Local officials said the state is using a 7-year-old cost formula for calculating its Medi-Cal reimbursement rate for mental health services, and as a result the county has been short-changed $4.4 million in the past three years.

The state also owes the county an additional $4.3 million in reimbursements under an amendment to the state’s Medi-Cal agreement with the federal government, officials said.

“While we fill our jails and homeless shelters with severely mentally ill people, the state sits on nearly $9 million in Medi-Cal reimbursements,” said Shirlee Zane, chairwoman of the Board of Supervisors.

Last week, Zane fired off a letter to Jennifer Kent, director of the Department of Health Care Services, asking her department to reimburse the county based on the true cost of services it provides. In the June 21 letter, Zane said the state’s delay in using the county’s most recent cost reports has led to years of underpayment.

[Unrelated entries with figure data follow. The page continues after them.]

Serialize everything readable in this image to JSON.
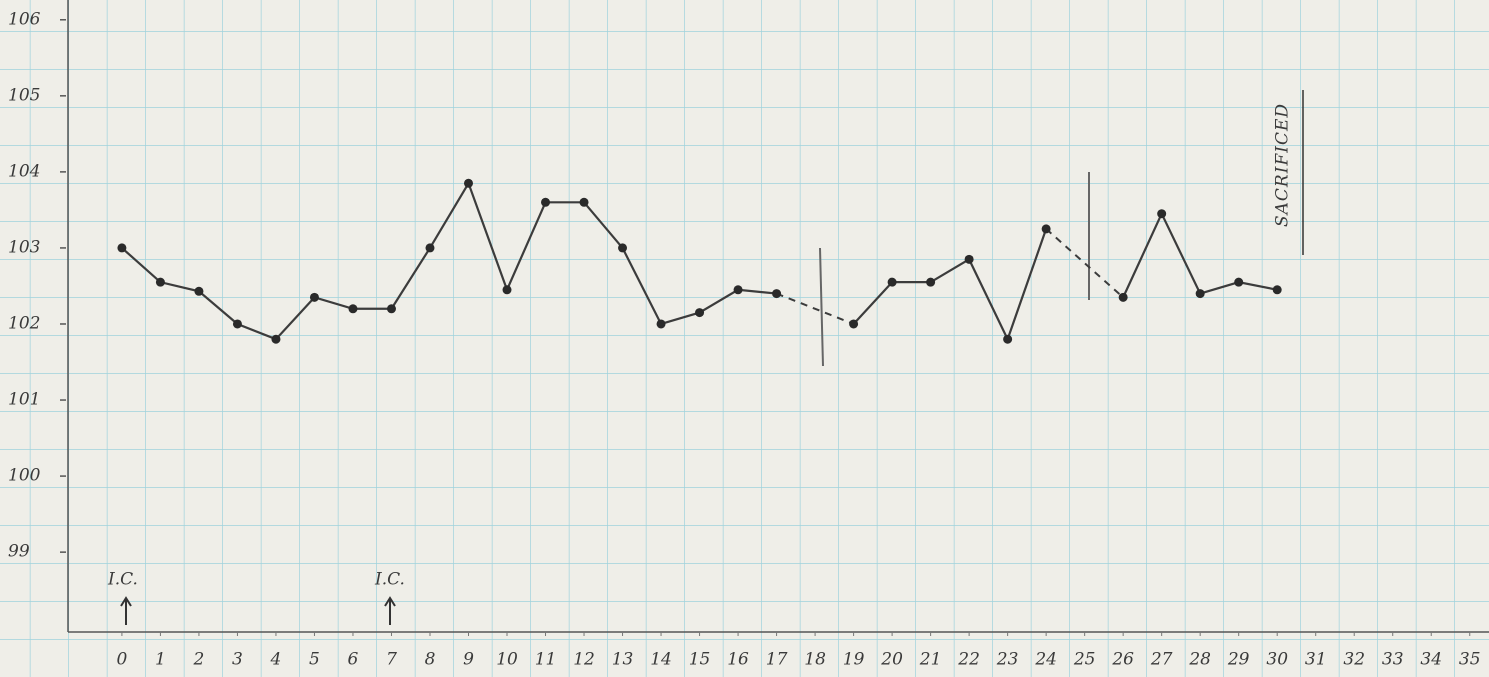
{
  "chart_data": {
    "type": "line",
    "x": [
      0,
      1,
      2,
      3,
      4,
      5,
      6,
      7,
      8,
      9,
      10,
      11,
      12,
      13,
      14,
      15,
      16,
      17,
      18,
      19,
      20,
      21,
      22,
      23,
      24,
      25,
      26,
      27,
      28,
      29,
      30
    ],
    "series": [
      {
        "color": "#3c3c3c",
        "values": [
          103.0,
          102.55,
          102.43,
          102.0,
          101.8,
          102.35,
          102.2,
          102.2,
          103.0,
          103.85,
          102.45,
          103.6,
          103.6,
          103.0,
          102.0,
          102.15,
          102.45,
          102.4,
          null,
          102.0,
          102.55,
          102.55,
          102.85,
          101.8,
          103.25,
          null,
          102.35,
          103.45,
          102.4,
          102.55,
          102.45
        ]
      }
    ],
    "xlim": [
      -1.4,
      35.5
    ],
    "ylim": [
      97.95,
      106.26
    ],
    "xticks": [
      0,
      1,
      2,
      3,
      4,
      5,
      6,
      7,
      8,
      9,
      10,
      11,
      12,
      13,
      14,
      15,
      16,
      17,
      18,
      19,
      20,
      21,
      22,
      23,
      24,
      25,
      26,
      27,
      28,
      29,
      30,
      31,
      32,
      33,
      34,
      35
    ],
    "yticks": [
      99,
      100,
      101,
      102,
      103,
      104,
      105,
      106
    ],
    "annotations": [
      "I.C.",
      "I.C.",
      "SACRIFICED"
    ]
  }
}
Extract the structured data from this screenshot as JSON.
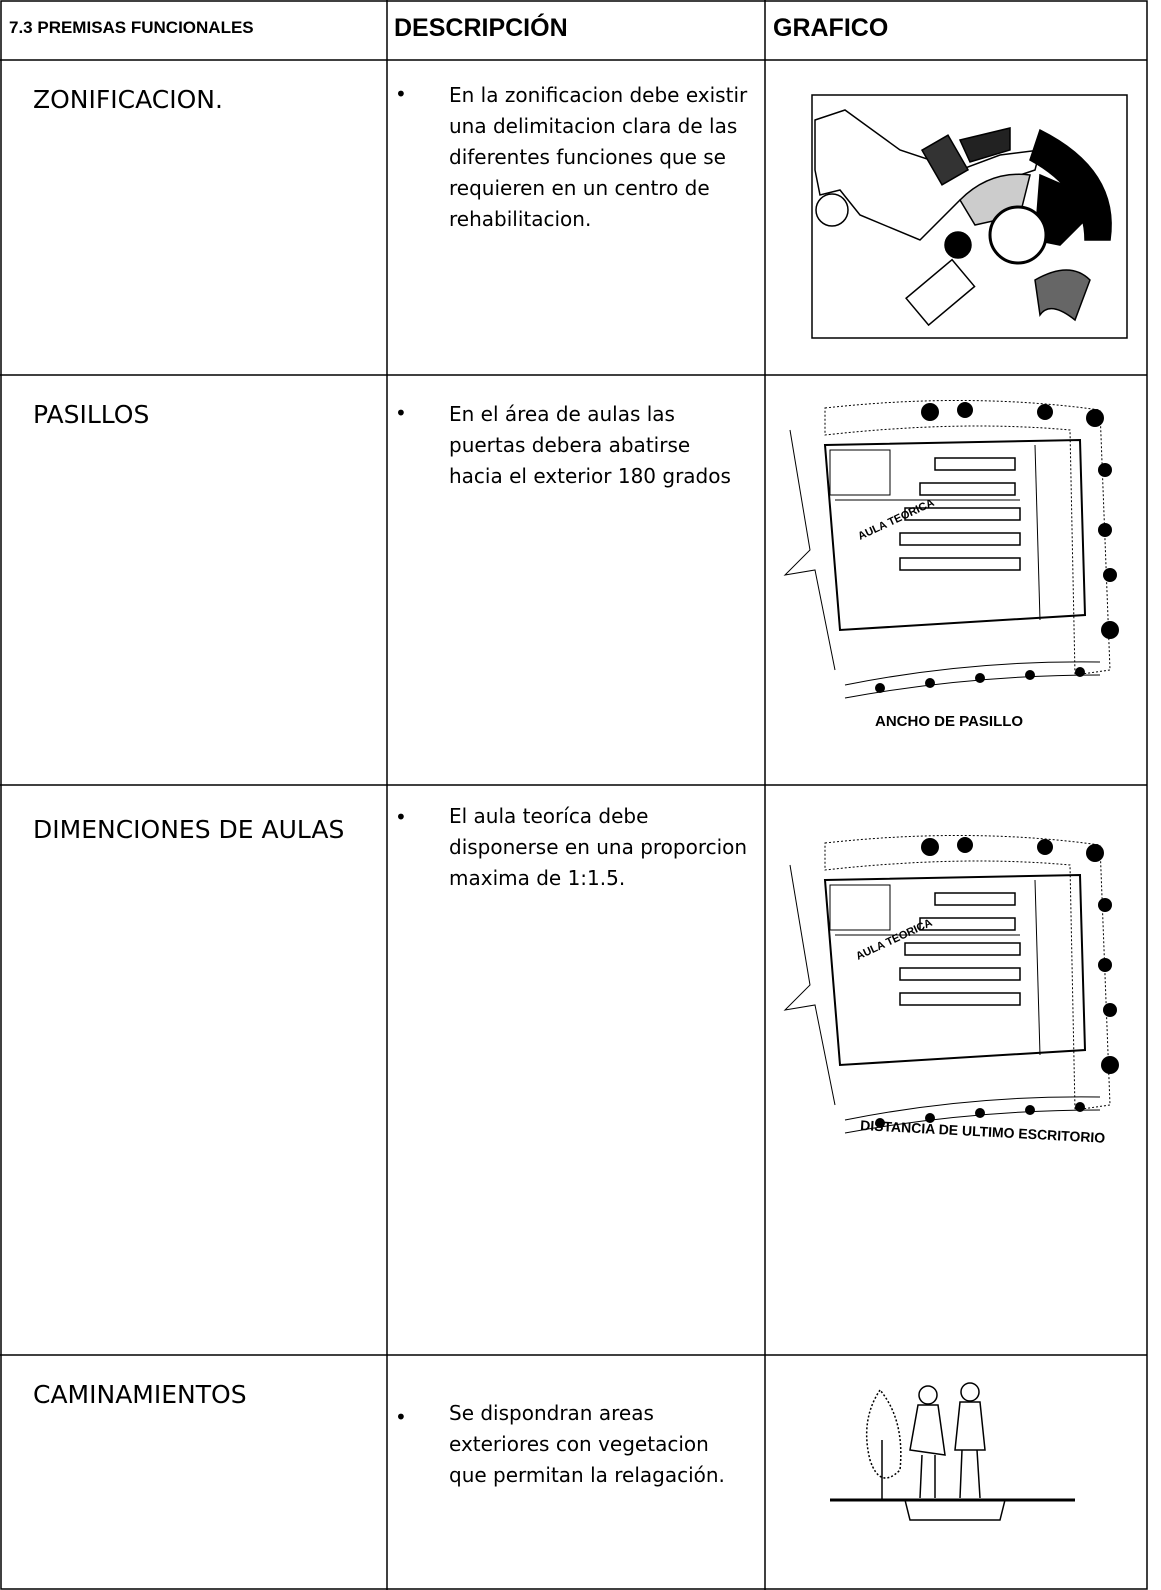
{
  "header": {
    "title": "7.3 PREMISAS FUNCIONALES",
    "description": "DESCRIPCIÓN",
    "graphic": "GRAFICO"
  },
  "rows": [
    {
      "name": "ZONIFICACION.",
      "description": "En la zonificacion debe existir una delimitacion clara de las diferentes funciones que se requieren en un centro de rehabilitacion."
    },
    {
      "name": "PASILLOS",
      "description": "En el área de aulas las puertas debera abatirse hacia el exterior 180 grados",
      "graphic_labels": [
        "AULA TEORICA",
        "ANCHO DE PASILLO"
      ]
    },
    {
      "name": "DIMENCIONES DE AULAS",
      "description": "El aula teoríca debe disponerse en una proporcion maxima de 1:1.5.",
      "graphic_labels": [
        "AULA TEORICA",
        "DISTANCIA DE ULTIMO ESCRITORIO"
      ]
    },
    {
      "name": "CAMINAMIENTOS",
      "description": "Se dispondran areas exteriores con vegetacion que permitan la relagación."
    }
  ]
}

Michael Kennedy, the director of the county’s mental health divisions, said the state will eventually pay the outstanding Medi-Cal funds. But he said the delay creates “cash flow problems for counties.”

Kennedy said he’s been negotiating with state health care officials for more than a month and is close to a resolution. He said state officials have agreed to use the Medi-Cal billing rates in the county’s most recent cost reports, which the state has not yet audited.

“Before they were saying it had to be an approved claim,” said Kennedy. “That would mean they have to come and do an audit and they’re behind on those.”

Kennedy said he expected the state to make some of the outstanding payments in the fall.

“We’re working with the Department of Health Care Services to accomplish that and to make sure that we’re getting reimbursed as quickly as we can,” he said.

Medi-Cal, the state’s version of the federal Medicaid program for low-income patients, is administered by Department of Health Care Services. The state and federal government split the cost of the Medi-Cal program.

Medi-Cal paid mental health claims handled by Sonoma County amount to about $26 million a year, according to Kennedy.

The county pays for the services upfront and later gets reimbursed by the state for the federal government’s share of paying for the Medi-Cal program.

The Department of Health Care Services said its staff met with Sonoma County staff in May 2017 to discuss the county’s concerns. DHCS said its reimbursement process strictly adheres to rules established by the federal Centers for Medicare & Medicaid Services.

“DHCS is reviewing that process and information provided by Sonoma County to determine if additional payments are due to Sonoma County,” said DHCS spokesman Anthony Cava.

Zane said the outstanding payments create an “access problem” for local residents with severe mental illness.

“We’re being starved by the state,” she said.